Modules are described in a separate document.

Name space prefixes and related issues.

To simplify the job of writing IRIs, RDF has proposed a syntax of the form prefix:localPart, which was adopted from the syntax of QNames (qualified names) in XML. Unfortunately, the meaning of such a construct in RDF is different from its meaning in XML and the issue is further confused by the fact that RDF also calls their construct a QNname. In RDF, prefix is a macro that expands to a IRI and prefix:localPart denotes a IRI that is constructed by concatenating the macro-expansion of prefix with localPart. In XML, prefix:localPart does not denote a IRI. Instead, it is a pair of the form (macro-expansion of prefix, localPart). To avoid this confusion, we will call the RDF construct an sQName (serialized QName) and use the syntax prefix#localPart.

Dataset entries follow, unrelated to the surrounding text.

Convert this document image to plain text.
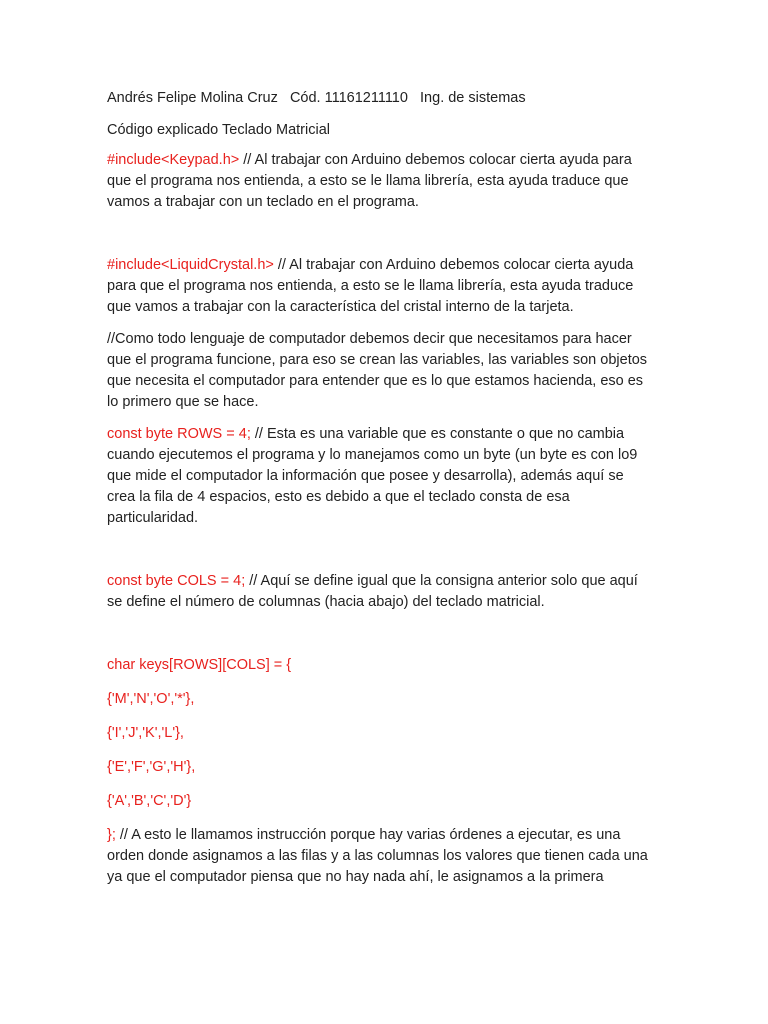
Andrés Felipe Molina Cruz Cód. 11161211110 Ing. de sistemas

Código explicado Teclado Matricial

#include<Keypad.h> // Al trabajar con Arduino debemos colocar cierta ayuda para que el programa nos entienda, a esto se le llama librería, esta ayuda traduce que vamos a trabajar con un teclado en el programa.

#include<LiquidCrystal.h> // Al trabajar con Arduino debemos colocar cierta ayuda para que el programa nos entienda, a esto se le llama librería, esta ayuda traduce que vamos a trabajar con la característica del cristal interno de la tarjeta.

//Como todo lenguaje de computador debemos decir que necesitamos para hacer que el programa funcione, para eso se crean las variables, las variables son objetos que necesita el computador para entender que es lo que estamos hacienda, eso es lo primero que se hace.

const byte ROWS = 4; // Esta es una variable que es constante o que no cambia cuando ejecutemos el programa y lo manejamos como un byte (un byte es con lo9 que mide el computador la información que posee y desarrolla), además aquí se crea la fila de 4 espacios, esto es debido a que el teclado consta de esa particularidad.

const byte COLS = 4; // Aquí se define igual que la consigna anterior solo que aquí se define el número de columnas (hacia abajo) del teclado matricial.

char keys[ROWS][COLS] = {

{'M','N','O','*'},

{'I','J','K','L'},

{'E','F','G','H'},

{'A','B','C','D'}

}; // A esto le llamamos instrucción porque hay varias órdenes a ejecutar, es una orden donde asignamos a las filas y a las columnas los valores que tienen cada una ya que el computador piensa que no hay nada ahí, le asignamos a la primera
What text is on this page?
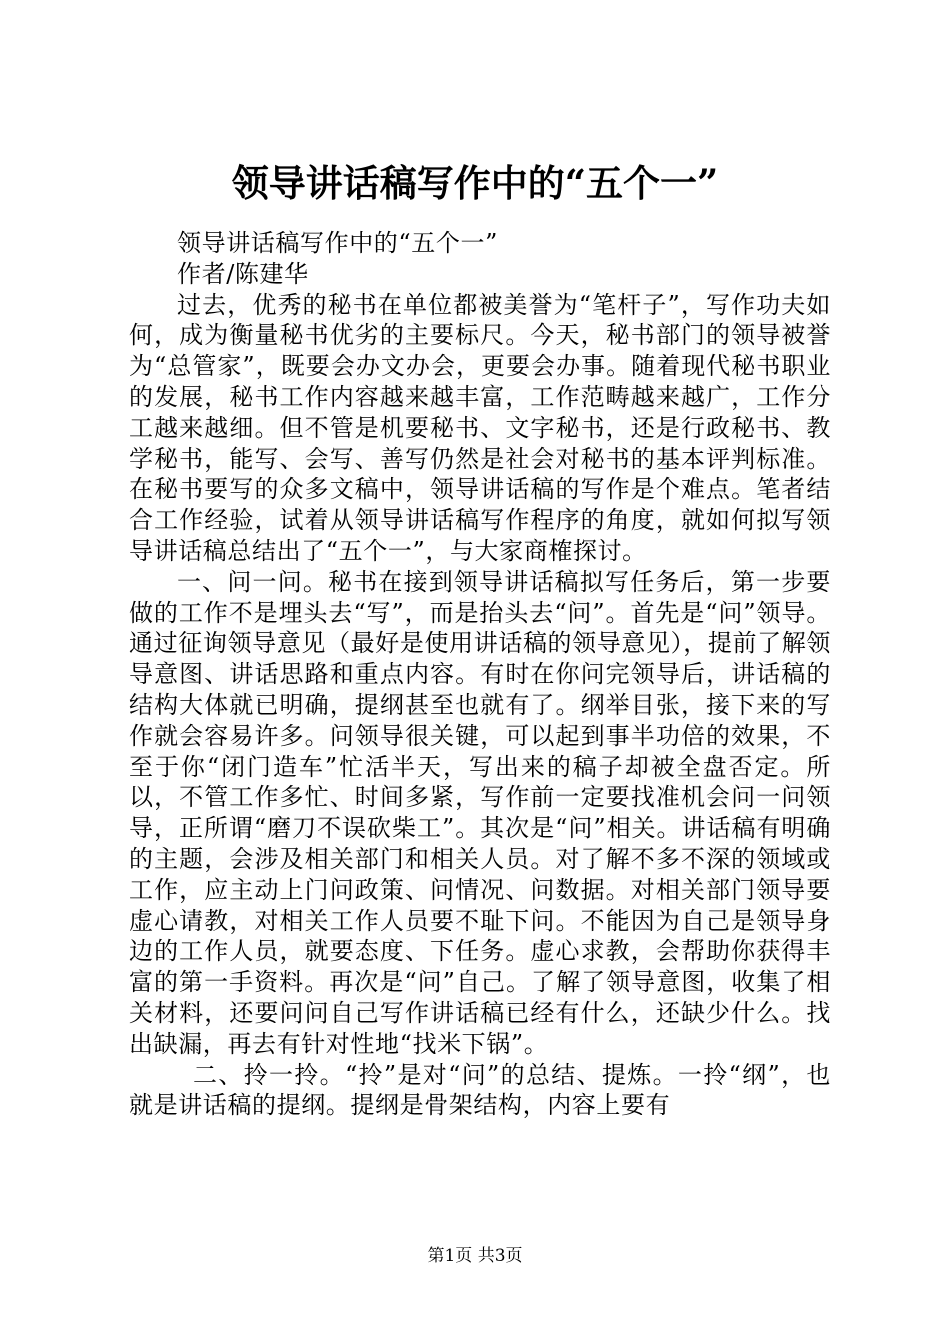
领导讲话稿写作中的“五个一”

领导讲话稿写作中的“五个一”

作者/陈建华

过去，优秀的秘书在单位都被美誉为“笔杆子”，写作功夫如何，成为衡量秘书优劣的主要标尺。今天，秘书部门的领导被誉为“总管家”，既要会办文办会，更要会办事。随着现代秘书职业的发展，秘书工作内容越来越丰富，工作范畴越来越广，工作分工越来越细。但不管是机要秘书、文字秘书，还是行政秘书、教学秘书，能写、会写、善写仍然是社会对秘书的基本评判标准。在秘书要写的众多文稿中，领导讲话稿的写作是个难点。笔者结合工作经验，试着从领导讲话稿写作程序的角度，就如何拟写领导讲话稿总结出了“五个一”，与大家商榷探讨。

一、问一问。秘书在接到领导讲话稿拟写任务后，第一步要做的工作不是埋头去“写”，而是抬头去“问”。首先是“问”领导。通过征询领导意见（最好是使用讲话稿的领导意见），提前了解领导意图、讲话思路和重点内容。有时在你问完领导后，讲话稿的结构大体就已明确，提纲甚至也就有了。纲举目张，接下来的写作就会容易许多。问领导很关键，可以起到事半功倍的效果，不至于你“闭门造车”忙活半天，写出来的稿子却被全盘否定。所以，不管工作多忙、时间多紧，写作前一定要找准机会问一问领导，正所谓“磨刀不误砍柴工”。其次是“问”相关。讲话稿有明确的主题，会涉及相关部门和相关人员。对了解不多不深的领域或工作，应主动上门问政策、问情况、问数据。对相关部门领导要虚心请教，对相关工作人员要不耻下问。不能因为自己是领导身边的工作人员，就要态度、下任务。虚心求教，会帮助你获得丰富的第一手资料。再次是“问”自己。了解了领导意图，收集了相关材料，还要问问自己写作讲话稿已经有什么，还缺少什么。找出缺漏，再去有针对性地“找米下锅”。

二、拎一拎。“拎”是对“问”的总结、提炼。一拎“纲”，也就是讲话稿的提纲。提纲是骨架结构，内容上要有

第1页 共3页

Prefixes can be declared as follows:

:- prefix prefix-name = "IRI".

The syntax for full IRIs is described in the Data Types document.

We will also support default IRI prefixes with the statements of the form

:- default prefix "IRI".

The default prefix affects IRI specified as localName (without the prefix name).

Anonymous resources

Will adopt the FLORA-2 semantics and syntax for anonymous oids. This has also been adopted by WSML and SWSL. According to this proposal, _# means a completely new identifier (each occurrence) and numbered versions _#1, _#2, ... mean completely new identifiers except that within the same clause different occurrences of the same anonymous oid (e.g., _#2) denote the same identifier.

Data types

Data types will be represented as terms, not strings. A complete list of base data types is found in a separate document.